In a release Tuesday, the Insurance Bureau of Canada (IBC) explains the policy will provide the basic liability coverage required by law and allow customers to choose options beyond this minimum. The proposal has been sent to Premier Bernard Lord for his review in an attempt to avoid the potential for public insurance being introduced in the province and to quell public discontent.
“Private insurance companies have been in New Brunswick since before Confederation and we want to remain here providing competition and choice to our customers,” says IBC president and CEO Stan Griffin. “We have listened to the government and to the people and we realize that we must move quickly to provide real solutions that will drive auto insurance rates down and ensure the long-term viability of our industry in this province.”
The five-part plan also includes provisions to remove drivers from the high-risk, high-premium Facility Association (FA). Currently, about 4.4% of insured drivers are in the FA, and the IBC plans to remove 7,200 policyholders by August of this year, reducing the FA’s marketshare to 2.5%. FA policies will be reviewed to determine which insureds belong in the voluntary market, and a toll-free number is being set up to help drivers make the transition. 1-877-U-ASK-IBC will also help drivers in the voluntary market to shop around for potentially lower rates.
As well, the IBC plans two consumer awareness campaigns one aimed at informing New Brunswickers about the new auto system in New Brunswick and another to promote the proper adjustment of vehicle headrests as a means to reducing whiplash-related injuries.
New Brunswick had introduced reforms last summer to reduce auto insurance rates, including a cap on awards for pain and suffering as a result of accidents.

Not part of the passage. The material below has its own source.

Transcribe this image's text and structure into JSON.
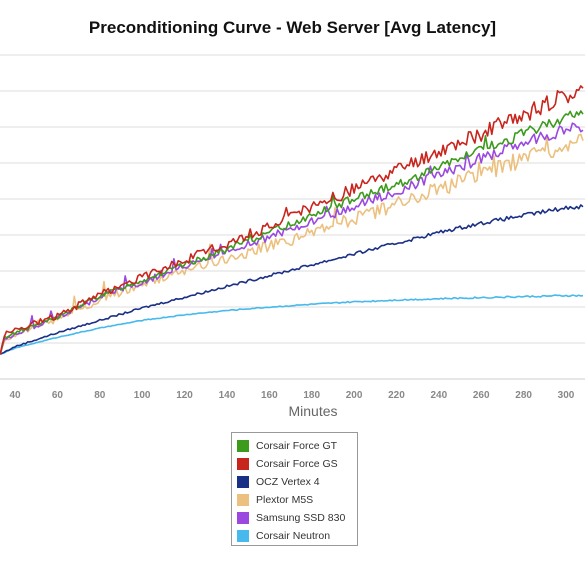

The package also included mandatory rate reductions and a rate freeze. However, Premier Lord also established a committee, headed by NDP MPP Elizabeth Weir, to look into the possibility of public insurance in the province.
“We believed the reforms recently introduced by government would help to solve the problem,” says Griffin, “but it’s become painfully clear that we need to accelerate the process.”
Among the changes under the proposed “no frills” plan is a reduction in income replacement benefits, with the option to buy extended access beyond the primary two-years of coverage for catastrophic losses. Death benefits are also reduced, with the option to purchase higher limits, even above the current limits. Even with the “optional” coverage added in, the IBC estimates an average policy cost of $850 annually, with an average cost of $750 for the “no frills” policy. This is compared to IBC estimates of an annual average rate of $900-$1,000 under the current system.